The harp was awkward, and heavy, and too large for his pack. It had been his since his very early childhood, though he had never been particularly good at playing it, and it had survived the crossing of the Ice only because he had refused to let it be burned. Findekáno had not known then why he was so insistent, but now there was a dead certainty in his heart that it had been some final kindness of Irmo or even the Doom-speaker himself to move him; there was a thrill in his limbs and fingers as he held the now-treasured instrument. I cannot strap it down very well, he thought ruefully, but neither can I carry it. I suppose I have very little choice, then - I will secure it as best I can and hope that it is enough.

He set to work in the darkness, not daring to light even a candle and give any sign that he was not asleep, fixing his harp in place with strips of cloth torn from a roll of bandages. It was slow progress, and more than once he despaired of achieving a strong hold, but at last after practically wrapping the whole of his pack in the light fabric and fastening the strips together with makeshift pins crafted from wire from two of his braids, he was satisfied that it would endure. I will not win any prizes for aesthetics, he thought, but I am not aiming for such a goal.

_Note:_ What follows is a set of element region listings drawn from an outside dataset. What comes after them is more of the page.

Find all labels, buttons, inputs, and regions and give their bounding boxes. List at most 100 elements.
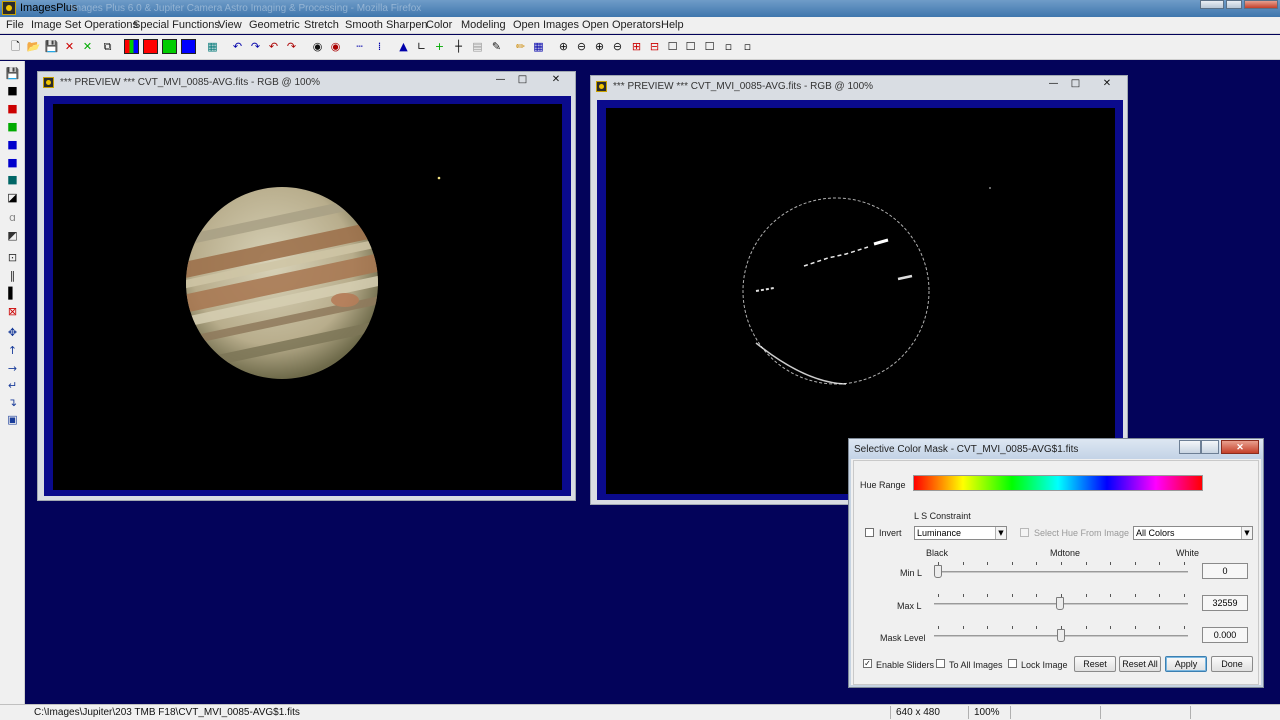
black-level-icon[interactable]: ■	[5, 84, 20, 98]
menu-modeling[interactable]: Modeling	[461, 19, 506, 31]
mask-level-value[interactable]: 0.000	[1202, 627, 1248, 643]
zoom-in-icon[interactable]: ⊕	[556, 39, 571, 54]
black-bar-icon[interactable]: ▌	[5, 287, 20, 301]
circle-select-icon[interactable]: ◉	[310, 39, 325, 54]
mask-level-slider-thumb[interactable]	[1057, 629, 1065, 642]
gradient-icon[interactable]: ◩	[5, 229, 20, 243]
green-level-icon[interactable]: ■	[5, 120, 20, 134]
menu-geometric[interactable]: Geometric	[249, 19, 300, 31]
menu-open-operators[interactable]: Open Operators	[582, 19, 661, 31]
app-close-button[interactable]	[1244, 0, 1278, 9]
cyan-layer-icon[interactable]: ■	[5, 173, 20, 187]
dialog-close-button[interactable]: ✕	[1221, 440, 1259, 454]
red-channel-icon[interactable]	[143, 39, 158, 54]
redo-icon[interactable]: ↷	[248, 39, 263, 54]
hue-range-spectrum[interactable]	[913, 475, 1203, 491]
add-icon[interactable]: ⊞	[629, 39, 644, 54]
point-tool-icon[interactable]: ⁞	[372, 39, 387, 54]
jupiter-image[interactable]	[53, 104, 562, 490]
move-icon[interactable]: ✥	[5, 326, 20, 340]
menu-color[interactable]: Color	[426, 19, 452, 31]
selective-color-mask-dialog[interactable]: Selective Color Mask - CVT_MVI_0085-AVG$…	[848, 438, 1264, 688]
rgb-channels-icon[interactable]	[124, 39, 139, 54]
constraint-select[interactable]: Luminance ▼	[914, 526, 1007, 540]
info-panel-icon[interactable]: ▣	[5, 413, 20, 427]
rotate-left-icon[interactable]: ↵	[5, 379, 20, 393]
blue-level-icon[interactable]: ■	[5, 138, 20, 152]
done-button[interactable]: Done	[1211, 656, 1253, 672]
dialog-maximize-button[interactable]	[1201, 440, 1219, 454]
frame-alt-icon[interactable]: ☐	[683, 39, 698, 54]
circle-mask-icon[interactable]: ◉	[328, 39, 343, 54]
preview-window-left[interactable]: *** PREVIEW *** CVT_MVI_0085-AVG.fits - …	[37, 71, 576, 501]
preview-right-minimize-button[interactable]: —	[1043, 77, 1064, 91]
min-l-slider[interactable]	[934, 562, 1188, 578]
close-image-icon[interactable]: ✕	[62, 39, 77, 54]
save-icon[interactable]: 💾	[44, 39, 59, 54]
app-maximize-button[interactable]	[1226, 0, 1242, 9]
grid-view-icon[interactable]: ▦	[531, 39, 546, 54]
min-l-value[interactable]: 0	[1202, 563, 1248, 579]
blue-channel-icon[interactable]	[181, 39, 196, 54]
blue-layer-icon[interactable]: ■	[5, 156, 20, 170]
reset-all-button[interactable]: Reset All	[1119, 656, 1161, 672]
max-l-slider[interactable]	[934, 594, 1188, 610]
arrow-right-icon[interactable]: →	[5, 362, 20, 376]
menu-file[interactable]: File	[6, 19, 24, 31]
line-tool-icon[interactable]: ┄	[352, 39, 367, 54]
axis-icon[interactable]: ∟	[414, 39, 429, 54]
pencil-icon[interactable]: ✏	[513, 39, 528, 54]
preview-left-maximize-button[interactable]: □	[512, 73, 533, 87]
max-l-slider-thumb[interactable]	[1056, 597, 1064, 610]
grid-icon[interactable]: ▦	[205, 39, 220, 54]
menu-image-set-operations[interactable]: Image Set Operations	[31, 19, 138, 31]
subtract-icon[interactable]: ⊟	[647, 39, 662, 54]
red-level-icon[interactable]: ■	[5, 102, 20, 116]
app-minimize-button[interactable]	[1200, 0, 1224, 9]
zoom-actual-icon[interactable]: ⊖	[610, 39, 625, 54]
mask-level-slider[interactable]	[934, 626, 1188, 642]
colors-select[interactable]: All Colors ▼	[1133, 526, 1253, 540]
crosshair-icon[interactable]: +	[432, 39, 447, 54]
enable-sliders-checkbox[interactable]: ✓	[863, 659, 872, 668]
lock-image-checkbox[interactable]	[1008, 659, 1017, 668]
invert-checkbox[interactable]	[865, 528, 874, 537]
dialog-minimize-button[interactable]	[1179, 440, 1201, 454]
copy-icon[interactable]: ⧉	[100, 39, 115, 54]
preview-right-maximize-button[interactable]: □	[1065, 77, 1086, 91]
to-all-images-checkbox[interactable]	[936, 659, 945, 668]
save-disk-icon[interactable]: 💾	[5, 67, 20, 81]
menu-help[interactable]: Help	[661, 19, 684, 31]
green-channel-icon[interactable]	[162, 39, 177, 54]
mask-preview-image[interactable]	[606, 108, 1115, 494]
max-l-value[interactable]: 32559	[1202, 595, 1248, 611]
open-folder-icon[interactable]: 📂	[26, 39, 41, 54]
menu-smooth-sharpen[interactable]: Smooth Sharpen	[345, 19, 428, 31]
zoom-out-icon[interactable]: ⊖	[574, 39, 589, 54]
undo-all-icon[interactable]: ↶	[266, 39, 281, 54]
menu-view[interactable]: View	[218, 19, 242, 31]
redo-all-icon[interactable]: ↷	[284, 39, 299, 54]
layer-swap-icon[interactable]: ◪	[5, 191, 20, 205]
preview-right-close-button[interactable]: ✕	[1093, 77, 1121, 91]
preview-left-close-button[interactable]: ✕	[542, 73, 570, 87]
close-all-icon[interactable]: ✕	[80, 39, 95, 54]
levels-icon[interactable]: ‖	[5, 269, 20, 283]
reset-button[interactable]: Reset	[1074, 656, 1116, 672]
region-select-icon[interactable]: ⊠	[5, 305, 20, 319]
chart-tool-icon[interactable]: ✎	[489, 39, 504, 54]
arrow-up-icon[interactable]: ↑	[5, 344, 20, 358]
rotate-down-icon[interactable]: ↴	[5, 396, 20, 410]
window-icon[interactable]: ☐	[702, 39, 717, 54]
menu-open-images[interactable]: Open Images	[513, 19, 579, 31]
preview-left-minimize-button[interactable]: —	[490, 73, 511, 87]
histogram-icon[interactable]: ▲	[396, 39, 411, 54]
menu-stretch[interactable]: Stretch	[304, 19, 339, 31]
lasso-icon[interactable]: ɑ	[5, 211, 20, 225]
small-window-icon[interactable]: ▫	[721, 39, 736, 54]
tile-icon[interactable]: ▫	[740, 39, 755, 54]
undo-icon[interactable]: ↶	[230, 39, 245, 54]
selection-box-icon[interactable]: ⊡	[5, 251, 20, 265]
cross-icon[interactable]: ┼	[451, 39, 466, 54]
zoom-fit-icon[interactable]: ⊕	[592, 39, 607, 54]
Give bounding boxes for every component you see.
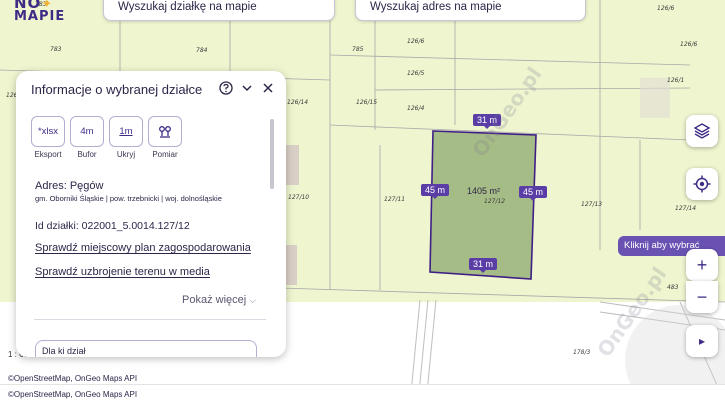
- parcel-label: 483: [667, 284, 679, 291]
- xlsx-icon[interactable]: *xlsx: [31, 116, 65, 147]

The light of the moon was streaming in through his window by the time he had finished, and the stars were gleaming in the sky as he slipped his pack over his shoulders. His heart swelled to look at them, high and lofty and far above all shadows; he found his gaze resting on the Sickle of the Valar and its unspoken promise of evil defeated. I do not pray as a habit, he thought, directing his attention to the Elentári for the first time in years uncounted, and yet…

… and yet, may I find him, may I find him swiftly, may I bring him home.

His hands were shaking as he climbed out of his window, landing easily in the grass. There were no sentries on this side of their camp, and the guards that watched his family's house were stationed by the doors. He had a clear path to the woods no further than a furlong from where he stood, and it would be easy enough to circle around the lake and make his way north from there. He shifted his pack higher on his back, and felt to ensure the satchel was securely closed, and set off at a run through the darkness.

Hold on, Maitimo, he thought. I am coming for you.